The Wing’s goal is to function as a “homebase for women on their way”; a hub for women to convene, collaborate, and conference call—but also to shower, get a blowout, rest, refuel, read, drink, primp, pump (yes, there’s an on-site lactation room), and, according to The Wing’s website, “even stage a small coup.” It wouldn’t be the first women’s club to shake things up—in fact, it’s located in the Ladies’ Mile Historic District, home to many of New York’s earliest women’s clubs. By the 1930s there were over 600 women’s clubs in New York City and more than 5,000 around the country, according to historian Alexis Coe.

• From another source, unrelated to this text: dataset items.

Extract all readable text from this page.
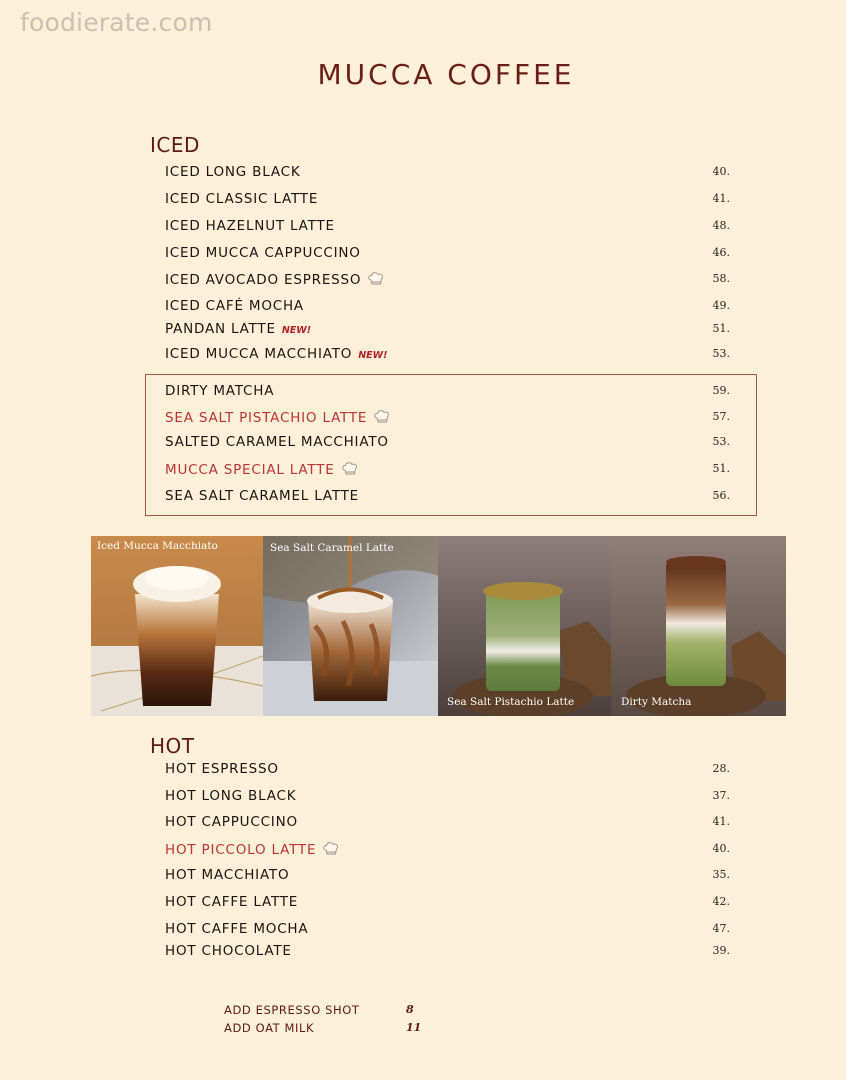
foodierate.com
MUCCA COFFEE
ICED
ICED LONG BLACK	40.
ICED CLASSIC LATTE	41.
ICED HAZELNUT LATTE	48.
ICED MUCCA CAPPUCCINO	46.
ICED AVOCADO ESPRESSO	58.
ICED CAFÉ MOCHA	49.
PANDAN LATTE NEW!	51.
ICED MUCCA MACCHIATO NEW!	53.
DIRTY MATCHA	59.
SEA SALT PISTACHIO LATTE	57.
SALTED CARAMEL MACCHIATO	53.
MUCCA SPECIAL LATTE	51.
SEA SALT CARAMEL LATTE	56.
Iced Mucca Macchiato	Sea Salt Caramel Latte
Sea Salt Pistachio Latte	Dirty Matcha
HOT
HOT ESPRESSO	28.
HOT LONG BLACK	37.
HOT CAPPUCCINO	41.
HOT PICCOLO LATTE	40.
HOT MACCHIATO	35.
HOT CAFFE LATTE	42.
HOT CAFFE MOCHA	47.
HOT CHOCOLATE	39.
ADD ESPRESSO SHOT	8
ADD OAT MILK	11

Today, these ladies-only clubs and co-working spaces are having a renaissance. HeraHub, a networking-based workspace in a spa like setting with four locations across the country (from San Diego to DC), has more than 400 active members. And in Los Angeles, Paper Dolls and One Roof Women (which has a second location in Melbourne) are reinventing traditional networking with amenities such as yoga and meditation, in addition to their beautifully designed, art-filled conference rooms. Create + Cultivate, which describes itself as a movement, pop-up, and conference, has taken place in Brooklyn, Montauk, Los Angeles, Atlanta, Dallas, Palm Springs and Portland.
London-born freelance journalist Phoebe Lovatt is the founder of The WW Club, a digital platform and roving salon designed to connect, inspire and support women in creative fields around the world. In 2012, Lovatt relocated from London to Los Angeles, leaving behind a tightknit community of creative women. “Work went well when I moved to LA, but I still began to feel that my professional isolation—I was living and working alone—was really hindering my career development, and general well-being,” she says.